On 20 November 2022, in reference to the ICO’s personal sector enforcement, info commissioner John Edwards advised The Times that the massive monetary penalties typically issued by European regulators have a tendency to lead to prolonged authorized battles, which might drain regulators’ sources and in the end weaken their potential to implement significant adjustments.
“I don’t imagine that the quantum or quantity of fines is a proxy for impression,” he stated. “You know, they get loads of headlines. It’s simple to compile league tables, however I really don’t imagine that approach is essentially the one which has the best impression.”
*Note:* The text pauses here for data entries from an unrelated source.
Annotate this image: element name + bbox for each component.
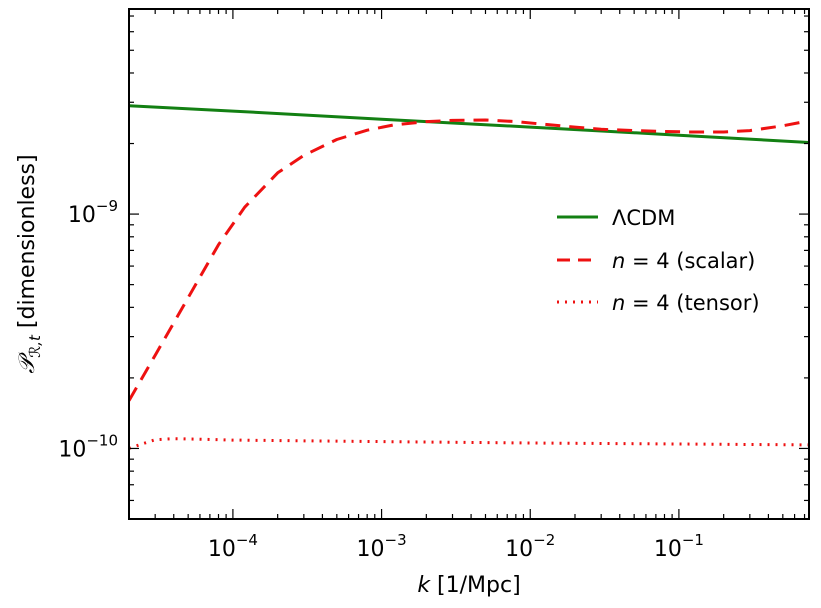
- y-tick-label: 10−9: [68, 197, 118, 228]
- x-tick-label: 10−1: [654, 531, 704, 562]
- legend-scalar-variable: n: [612, 249, 625, 273]
- y-axis-subscript: ℛ,t: [26, 334, 44, 358]
- x-tick-label: 10−3: [357, 531, 407, 562]
- series-line-1: [129, 118, 809, 402]
- x-axis-label: k [1/Mpc]: [417, 573, 520, 598]
- legend-label-lcdm: ΛCDM: [612, 206, 675, 230]
- x-tick-label: 10−4: [208, 531, 258, 562]
- series-line-2: [129, 437, 809, 450]
- legend-label-tensor: n = 4 (tensor): [612, 291, 760, 315]
- legend: ΛCDM n = 4 (scalar) n = 4 (tensor): [557, 206, 760, 315]
- tick-labels: 10−4 10−3 10−2 10−1 10−9 10−10: [58, 197, 704, 562]
- series-layer: [129, 104, 809, 450]
- series-line-0: [129, 104, 809, 144]
- x-axis-variable: k: [417, 573, 431, 598]
- x-axis-unit: [1/Mpc]: [430, 573, 521, 598]
- legend-tensor-variable: n: [612, 291, 625, 315]
- legend-label-scalar: n = 4 (scalar): [612, 249, 755, 273]
- legend-scalar-text: = 4 (scalar): [625, 249, 755, 273]
- legend-tensor-text: = 4 (tensor): [625, 291, 759, 315]
- y-axis-label: 𝒫ℛ,t [dimensionless]: [15, 154, 44, 373]
- plot-frame: [128, 8, 810, 520]
- x-tick-label: 10−2: [505, 531, 555, 562]
- y-tick-label: 10−10: [58, 431, 118, 462]
- y-axis-unit: [dimensionless]: [15, 154, 40, 335]
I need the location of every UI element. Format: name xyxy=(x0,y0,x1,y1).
He added that the ICO prefers to have interaction with corporations to encourage compliance fairly than difficulty fines price a whole lot of tens of millions of kilos.
‘Reprimands not ok’
According to an ORG analysis of the ICO’s latest annual report, the cases of enforcement motion which have taken place present the gravity of the public sector’s information mispractice, and that there’s little proof reprimands lead to real change regardless of the elevated reliance on them.
“The ICO ought to use the complete vary of its enforcement powers within the public sector – till and except it might show various approaches lead to a considerable enchancment in information safety compliance,” stated ORG in certainly one of its suggestions for the ICO.
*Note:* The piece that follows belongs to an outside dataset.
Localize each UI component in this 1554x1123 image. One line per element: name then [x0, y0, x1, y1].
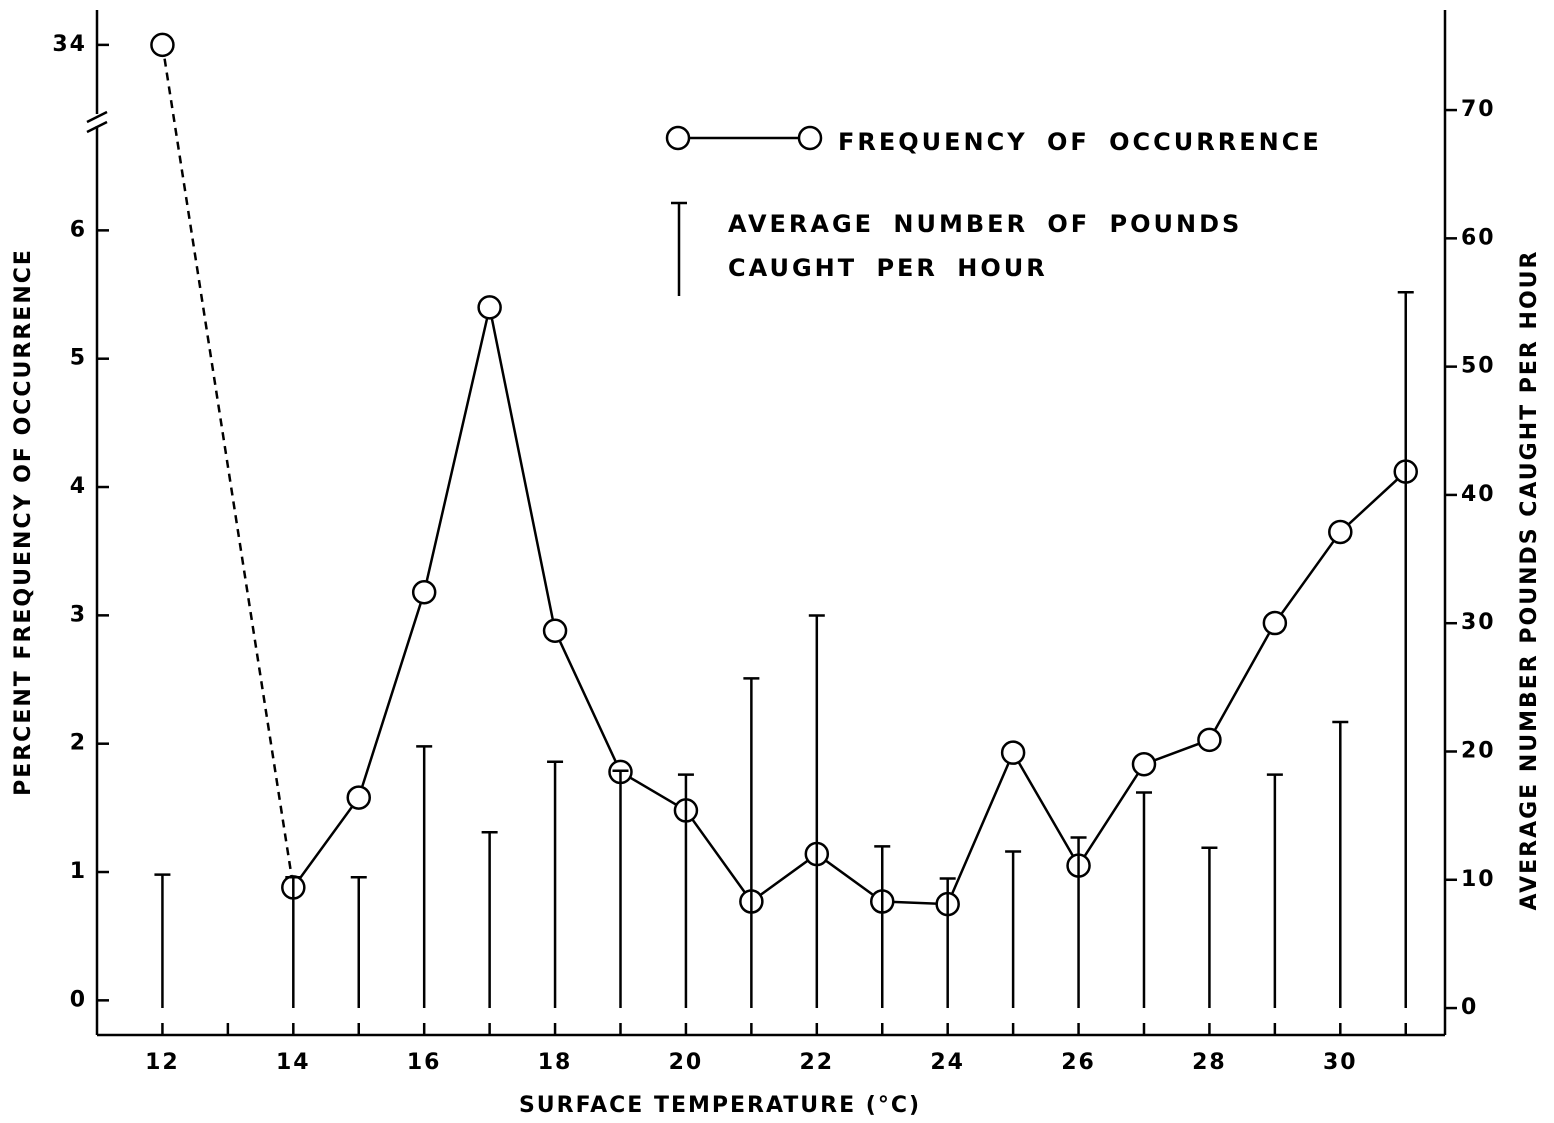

It added that the regulator ought to publish “all proof ensuing from the two-year ‘public sector approach trial’ the place public sector organisations have been solely fined as a final resort”, and that this needs to be adopted up by externally carried out unbiased audit to validate the findings.
ORG additional added that there needs to be amendments to the brand new Labour authorities’s proposed Data Use and Access Bill (DUAB), in order that the ICO is banned from issuing a couple of reprimand to an organisation: “Any subsequent breaches ought to lead to an escalation of motion – not further ‘closing reprimands’ that each undermine the premise of the preliminary reprimand and have little impression on behaviour.”
The DUAB ought to additional be amended to require the ICO to publish a league desk of public sector our bodies’ subject-access request (SAR) efficiency, in order that organisations which consistently fail to respond within the statutory times frame may be prioritised for enforcement motion.
“SARs are an necessary automobile for guaranteeing people’ privateness and security,” it stated. “Since 2018, nevertheless, the ICO has additionally been making an attempt to get three authorities to take care of their SAR backlogs with out success. This yr, six years after drawback first turned obvious, Plymouth City Council, Devon and Cornwall Police and Dorset Police have been every despatched a ‘closing reprimand’.”
This yr marks the primary time the variety of reprimands have been printed by the ICO in an annual report, which it dedicated to doing in December 2022 after a freedom of knowledge request from Jon Baines – a senior information safety specialist at legislation agency Mishcon de Reya – revealed the regulator had failed to disclose the majority of the 42 reprimands it had issued to public sector bodies between May 2018 and November 2021.
A comply with up freedom on info request from Baines from June 2022 discovered an additional 15 reprimands since November 2021 that had not been publicly disclosed up to that time.